O primeiro-ministro da Austrália, Kevin Rudd, defendeu esta semana a expulsão de Fiji do Fórum de Ilhas do Pacífico por não convocar eleições após quase dois anos de regime militar.

Além disso, Rudd respaldou a decisão do grupo de fixar o dia 1º de maio como prazo para Bainimarama anunciar a realização do pleito.

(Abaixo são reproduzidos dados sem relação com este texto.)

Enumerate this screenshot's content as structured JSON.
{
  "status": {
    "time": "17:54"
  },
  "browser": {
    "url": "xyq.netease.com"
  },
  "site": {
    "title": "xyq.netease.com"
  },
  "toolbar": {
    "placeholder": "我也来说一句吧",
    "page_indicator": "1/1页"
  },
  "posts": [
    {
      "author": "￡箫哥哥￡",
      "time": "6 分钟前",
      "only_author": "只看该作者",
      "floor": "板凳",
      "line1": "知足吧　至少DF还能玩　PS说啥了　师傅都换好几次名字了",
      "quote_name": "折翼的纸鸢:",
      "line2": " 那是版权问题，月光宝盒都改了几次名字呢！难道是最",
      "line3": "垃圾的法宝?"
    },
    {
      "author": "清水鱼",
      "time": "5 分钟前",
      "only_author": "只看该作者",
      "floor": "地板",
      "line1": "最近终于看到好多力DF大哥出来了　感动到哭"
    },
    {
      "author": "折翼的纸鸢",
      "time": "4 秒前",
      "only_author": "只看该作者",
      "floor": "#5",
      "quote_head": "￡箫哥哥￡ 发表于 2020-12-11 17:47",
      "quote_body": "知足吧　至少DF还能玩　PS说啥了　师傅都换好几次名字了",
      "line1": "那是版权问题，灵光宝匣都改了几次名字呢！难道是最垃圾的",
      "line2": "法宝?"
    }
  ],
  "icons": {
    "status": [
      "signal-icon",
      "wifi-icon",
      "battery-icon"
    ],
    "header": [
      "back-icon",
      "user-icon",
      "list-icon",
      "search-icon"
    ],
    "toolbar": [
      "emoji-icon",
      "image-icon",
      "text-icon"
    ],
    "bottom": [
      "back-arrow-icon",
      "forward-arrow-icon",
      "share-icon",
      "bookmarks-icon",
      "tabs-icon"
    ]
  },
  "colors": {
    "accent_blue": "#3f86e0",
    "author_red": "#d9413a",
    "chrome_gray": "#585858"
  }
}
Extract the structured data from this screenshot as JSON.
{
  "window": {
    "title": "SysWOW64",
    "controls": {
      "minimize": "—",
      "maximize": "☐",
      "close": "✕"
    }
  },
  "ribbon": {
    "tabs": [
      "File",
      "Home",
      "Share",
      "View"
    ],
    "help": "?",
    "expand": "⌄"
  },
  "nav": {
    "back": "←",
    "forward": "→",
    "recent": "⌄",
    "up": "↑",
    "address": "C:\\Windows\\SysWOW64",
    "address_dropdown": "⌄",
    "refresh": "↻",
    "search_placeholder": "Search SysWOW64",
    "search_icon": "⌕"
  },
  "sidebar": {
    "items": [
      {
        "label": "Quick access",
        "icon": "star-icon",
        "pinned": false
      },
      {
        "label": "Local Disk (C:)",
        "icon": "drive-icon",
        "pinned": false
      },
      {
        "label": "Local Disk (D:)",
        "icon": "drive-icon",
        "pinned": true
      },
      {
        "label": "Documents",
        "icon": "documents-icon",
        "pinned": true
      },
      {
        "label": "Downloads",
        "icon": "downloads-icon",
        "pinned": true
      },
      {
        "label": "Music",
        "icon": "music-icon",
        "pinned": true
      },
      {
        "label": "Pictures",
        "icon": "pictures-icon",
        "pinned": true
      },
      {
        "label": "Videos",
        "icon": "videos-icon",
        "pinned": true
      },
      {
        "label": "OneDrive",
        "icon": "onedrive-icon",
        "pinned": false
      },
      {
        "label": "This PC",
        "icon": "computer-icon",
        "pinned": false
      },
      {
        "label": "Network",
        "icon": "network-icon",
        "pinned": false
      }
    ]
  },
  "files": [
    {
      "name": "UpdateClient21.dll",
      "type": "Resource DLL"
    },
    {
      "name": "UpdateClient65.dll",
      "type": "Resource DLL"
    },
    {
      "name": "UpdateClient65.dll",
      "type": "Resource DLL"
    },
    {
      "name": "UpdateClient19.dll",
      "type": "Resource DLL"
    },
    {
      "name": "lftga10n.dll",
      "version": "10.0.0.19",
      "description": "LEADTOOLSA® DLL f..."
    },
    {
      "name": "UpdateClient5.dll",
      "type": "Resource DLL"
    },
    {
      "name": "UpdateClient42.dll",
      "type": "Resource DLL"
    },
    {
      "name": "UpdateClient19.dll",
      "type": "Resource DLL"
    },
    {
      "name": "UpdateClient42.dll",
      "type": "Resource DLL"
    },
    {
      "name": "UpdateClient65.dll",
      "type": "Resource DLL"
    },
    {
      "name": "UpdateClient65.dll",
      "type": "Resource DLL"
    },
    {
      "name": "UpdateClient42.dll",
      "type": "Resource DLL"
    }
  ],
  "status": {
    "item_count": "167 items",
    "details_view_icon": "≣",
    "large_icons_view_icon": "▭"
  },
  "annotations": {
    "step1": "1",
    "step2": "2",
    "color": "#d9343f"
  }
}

Fiji atravessa uma profunda crise política há um mês, quando os tribunais declararam ilegal o golpe de Estado no qual o atual primeiro-ministro depôs em 2006 o Governo de Laisena Qarase.

O presidente fijiano, Josefa Iloilo, ignorou nas últimas semanas as ameaças de Austrália e Nova Zelândia de impor sanções a Fiji, e optou por militarizar as instituições e desvalorizar a moeda em 20% para controlar as reservas de divisas, entre outras iniciativas.

Bainimarama se comprometeu em 2007 a realizar eleições em 2009 para que a União Europeia (UE) mantivesse a ajuda oficial ao país, mas depois desistiu de convocar o pleito.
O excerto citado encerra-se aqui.